Over the last 25 years that I have been managing technology, and more specifically, security technology, the one predominant battle that many of my peers have been waging, and generally losing, is the battle over accurate and effective documentation. Accurate in the sense that the documentation accurately reflects the current state of the public or private sector enterprise with regards to assets, capabilities, and value, and effective in the sense that the stated policies and procedures ensure the continued viability of the enterprise. While this issue unto itself may not be first and foremost on the minds of most executives, it is symptomatic of a much greater dilemma; a pervasive lack of effective and efficient Governance, Risk, and Compliance (GRC) in the enterprise.
In today’s technology driven world, as new and emerging technologies shape the way we live and do business, cyber criminals employ equally new and emerging capabilities for exploiting them. In response, our governments and industry leaders attempt to develop rules, regulations, and guidelines for implementing security controls to offset the onslaught of evolving cybercrime capabilities. In response, cyber criminals employ equally creative capabilities for exploiting those new and emerging technologies, which then in turn begin yet another reactive wave of rules, regulations, and guidelines, and so on and on the cycle goes.

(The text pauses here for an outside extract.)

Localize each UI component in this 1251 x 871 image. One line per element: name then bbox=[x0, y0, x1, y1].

As the demand for executive leadership to reduce costs and raise profit margins increases, reduced staffing levels and lower cost resources is the typical, reflexive strategy employed to reflect revenue gains and at the same time appease shareholders. The negative effect is that this reflexive response exponentially increases the burden on operational management to provide effective and efficient services. Look no further than Target and eBay as just a few examples of where the cumulative effect of reduced staffing, overworked resources, and the inability of security analysts to recognize indicators of compromise contributed to breaches in security that may have been avoided with advanced training in the integration and automation of tools and technologies that manage risk.
We have long ago passed the point where an effective and efficient Enterprise Governance, Risk, and Compliance Program are desirable. We have arrived at that place in time where an effective and efficient Enterprise Governance, Risk, and Compliance (eGRC) Program is essential for any organization, public or private, where transparency and accountability is integral to its existence.

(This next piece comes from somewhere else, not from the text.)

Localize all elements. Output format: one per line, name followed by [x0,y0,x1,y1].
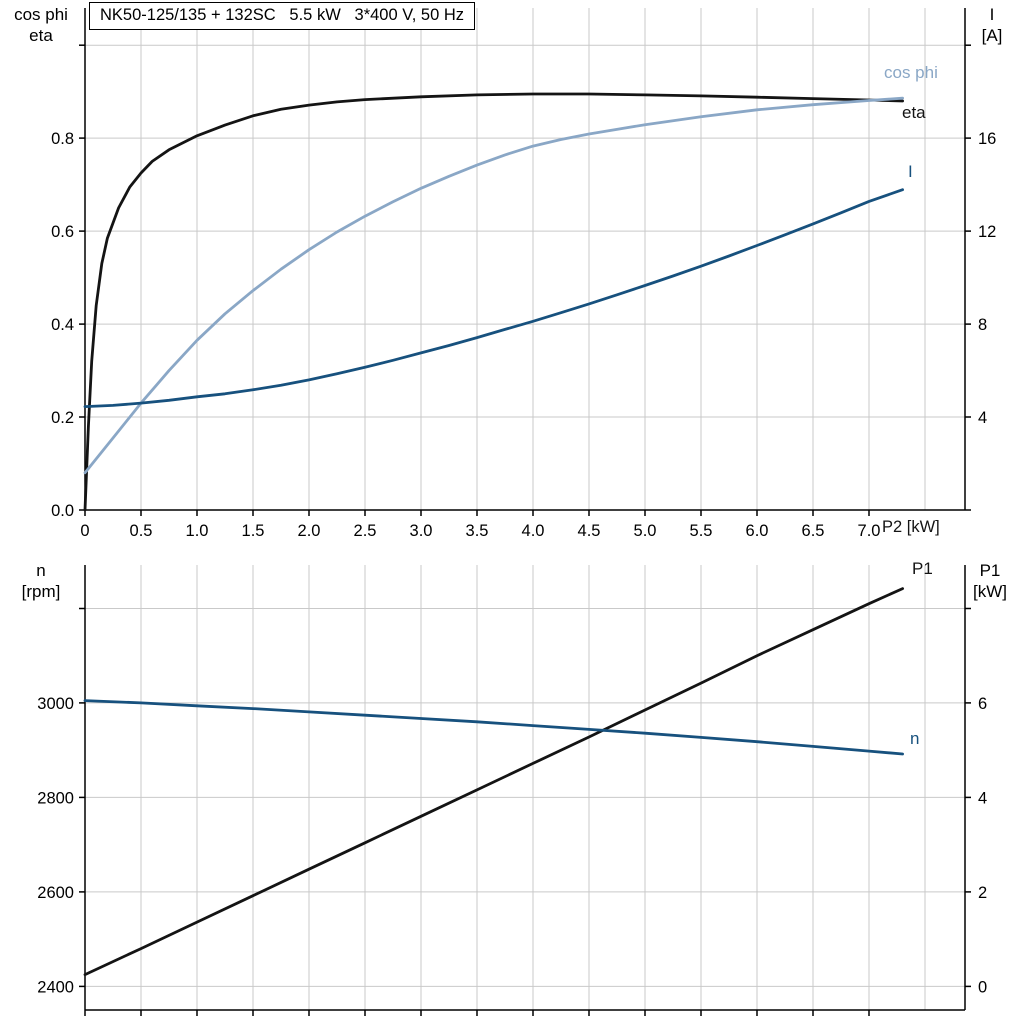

So what’s the solution? In order to manage Governance, Risk, and Compliance effectively and efficiently within the enterprise, organizations must make a significant investment in GRC tools that offer automation and integration capabilities that align with the GRC program established for that organization’s enterprise. Additionally, organizations must make a significant investment in GRC program development training for their staffs as well as the technical training necessary to maximize the features and benefits of their chosen GRC tools.

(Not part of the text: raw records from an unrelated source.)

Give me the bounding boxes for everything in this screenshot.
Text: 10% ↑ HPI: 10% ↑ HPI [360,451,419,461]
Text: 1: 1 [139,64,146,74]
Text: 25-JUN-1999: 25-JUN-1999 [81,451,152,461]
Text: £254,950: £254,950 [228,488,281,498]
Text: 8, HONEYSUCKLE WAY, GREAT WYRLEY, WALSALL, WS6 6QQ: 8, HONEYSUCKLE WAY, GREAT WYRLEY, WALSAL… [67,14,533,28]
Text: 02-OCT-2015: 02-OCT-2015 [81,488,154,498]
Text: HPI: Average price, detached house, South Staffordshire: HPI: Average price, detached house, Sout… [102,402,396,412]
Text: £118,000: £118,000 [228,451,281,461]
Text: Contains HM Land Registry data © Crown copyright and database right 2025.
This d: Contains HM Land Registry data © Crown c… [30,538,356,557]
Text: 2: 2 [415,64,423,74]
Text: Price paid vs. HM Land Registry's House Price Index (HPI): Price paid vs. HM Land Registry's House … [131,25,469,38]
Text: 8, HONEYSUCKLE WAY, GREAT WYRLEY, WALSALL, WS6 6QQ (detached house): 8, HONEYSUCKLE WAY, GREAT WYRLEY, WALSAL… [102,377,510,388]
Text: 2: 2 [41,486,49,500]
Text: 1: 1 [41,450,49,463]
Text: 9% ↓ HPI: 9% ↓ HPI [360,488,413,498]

Faced with the harsh realities of diminished operating budgets, reduced staffing, and lack of training, we can only achieve eGRC effectiveness and efficiency through the use of tools and technologies to automate what has predominantly been a manually driven exercise. That being said, a tool is only as good as what that tool was designed for. You can use a pair of pliers to tighten a screw, but the most effective way to tighten a screw is to use a screwdriver. The most efficient way to tighten many screws is to use a power screw driver. Most eGRC tools on the market today are effective out of the box if your organization has defined a GRC program and most of the relevant work flows associated with your GRC program are able to fit within the confines of the chosen GRC tool. Most GRC tools in the market today offer API’s for customization of features and functionality which in turn enables greater efficiency.
Integrating GRC tools with other platforms such as security analytics, identity management, and business continuity, as just a few examples, offers the opportunity for greater visibility into the total enterprise. Having a “single pane of glass” or “dashboard” offers senior leadership the real-time situational awareness they need in order to make informed critical decisions regarding Governance, Risk and Compliance within their organizations.
Let’s take security analytics as an example. By integrating the data from security analytics tools such as vulnerability management, intrusion detection, log management, and security information and event management (SIEM) tools into a GRC dashboard view, an organization can potentially identify and respond to patterns of anomalous behavior that may be an Indicator of Compromise (IoC). This type of visibility into the enterprise will enable an organization to proactively avoid breaches before they occur.
In the case of identity management, policies regarding access management such as role-based access controls and recertification reports of current, disabled, and deleted user ID’s can be effectively enforced to meet compliance mandates. From a business continuity perspective, data from the business impact analysis can be correlated with risk reports to reflect the resiliency of an organization.
I’ve taken a fairly circuitous route, but we needed to understand the challenges facing organizations today, the advantages of a sound Governance, Risk, and Compliance program and ways to leverage eGRC tools to gain operational effectiveness and efficiency throughout the enterprise.
There is no magic bullet, and every eGRC solution has its strengths and weakness. As long as an organization is clear about its mission, is clear about its vision, and is clear about how it needs to maintain its viability as an entity, only then can the organization employ the tools and technologies necessary to support GRC in the enterprise.